- The army is using new types of media to run recruitment drives
- CoD viewers on Twitch were supposedly the main target of the adverts
- The army seems to be investing more in the new mediums
Recently revealed documentation suggests the US army has sponsored several esports organizations and individual streamers in its recruitment attempts.
US Army Sponsored Esports
There is sort of a saying that the army is always short on hands. Many militaries around the world could say they always have a deficit of soldiers and difficulties recruiting new men and women into their ranks. The US army is no exception to that unwritten rule and has had to spend millions of dollars over the decades on advertisement and recruitment.
Often, this has taken the form of TV adverts, slogans, posters, and collaborations with popular faces of culture. However, it seems the US army is slowly getting with the times and planning to use 21st century technology for its recruitment campaigns and targeted Twitch viewers.
According to Vice’s sources, “internal Army documents” shared by Motherboard said that the army intended to sponsor Call of Duty events. According to the documents, the army’s target audience focused on “females, Black & Hispanics” and people aged 18 to 24. However, due to Activision’s slew of sexual scandals last year, the army decided against sponsoring any CoD events.
According to the documentation, the army spent $3.8 million across several organizations. These include Twitch and the Call of Duty League, but also non-streaming content like WWE and the Paramount Plus Halo television series.
Returning to esports, some notable names that benefited from the US army sponsorship included gaming news publication IGN, which received $600 000. The same amount of money was also received by OpTic Chicago and Texas, who received the funds in stages from late 2021 to September this year.
Popular individual streamers also benefited from the army’s sponsorship. This included Stonemountain64, a Warzone 2 streamer with 2.32 million subscribers on YouTube, who received $150 000. Other streamers like Swagg and Alex Zedra were also mentioned in the documents. Next to Zedra and Swagg’s names was an asterisk, highlighting that their allocated funds were “based on conversations” with the streamers.
This Isn’t Something Entirely New
From the perspective of chief army staff, it makes sense to try and engage younger people with modern media. While in the past, army adverts have been running on TV and in newspapers, millennials and zoomers barely consume that type of media. Instead, the Internet and video games are a much better place for the army to engage younger people.

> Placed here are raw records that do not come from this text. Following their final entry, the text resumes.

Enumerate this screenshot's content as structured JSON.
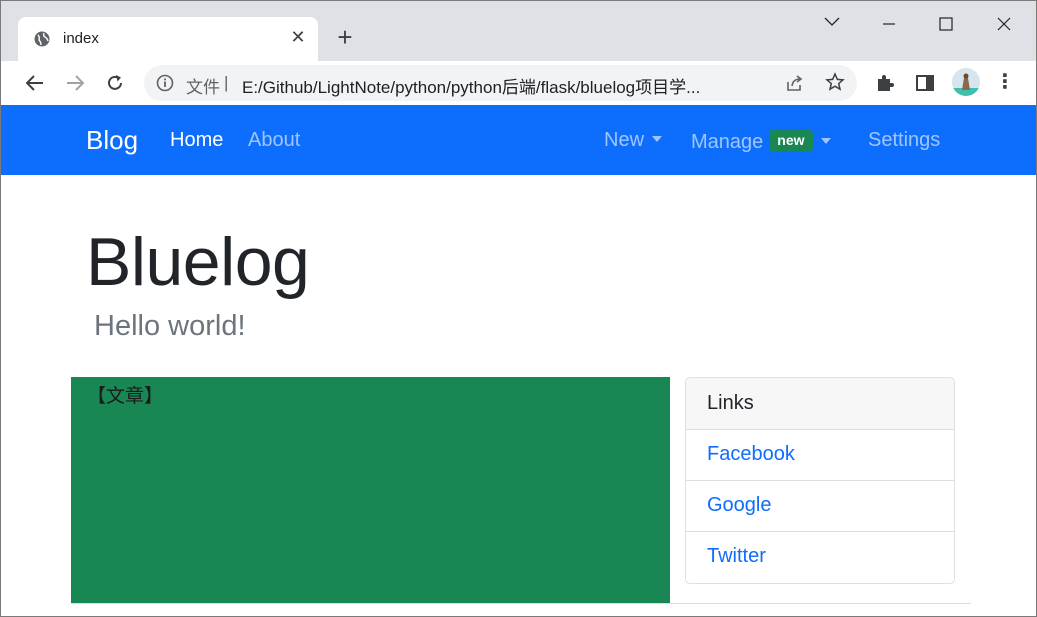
{
  "browser": {
    "tab_title": "index",
    "url_scheme": "文件",
    "url": "E:/Github/LightNote/python/python后端/flask/bluelog项目学..."
  },
  "navbar": {
    "brand": "Blog",
    "links": [
      {
        "label": "Home",
        "active": true
      },
      {
        "label": "About",
        "active": false
      }
    ],
    "right_links": {
      "new": "New",
      "manage": "Manage",
      "manage_badge": "new",
      "settings": "Settings"
    },
    "colors": {
      "navbar_bg": "#0d6efd",
      "badge_bg": "#198754"
    }
  },
  "header": {
    "title": "Bluelog",
    "subtitle": "Hello world!"
  },
  "main": {
    "section_label": "【文章】",
    "section_bg": "#198754"
  },
  "sidebar": {
    "card_title": "Links",
    "links": [
      "Facebook",
      "Google",
      "Twitter"
    ]
  }
}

The army realized this more than a decade ago when it first hosted a Halo 3 Xbox Live tournament. But with the substantial rise in esports popularity in recent years, the army has upped its game in advertising through the media. It even created its own esports organization in 2020, however, it didn’t garner much success, instead coming under scrutiny for various reasons.But considering the few million dollars spent on this advertisement, which is a mere drop in the $773 billion US defense budget for 2022, the US army will continue with its activities in esports and streaming.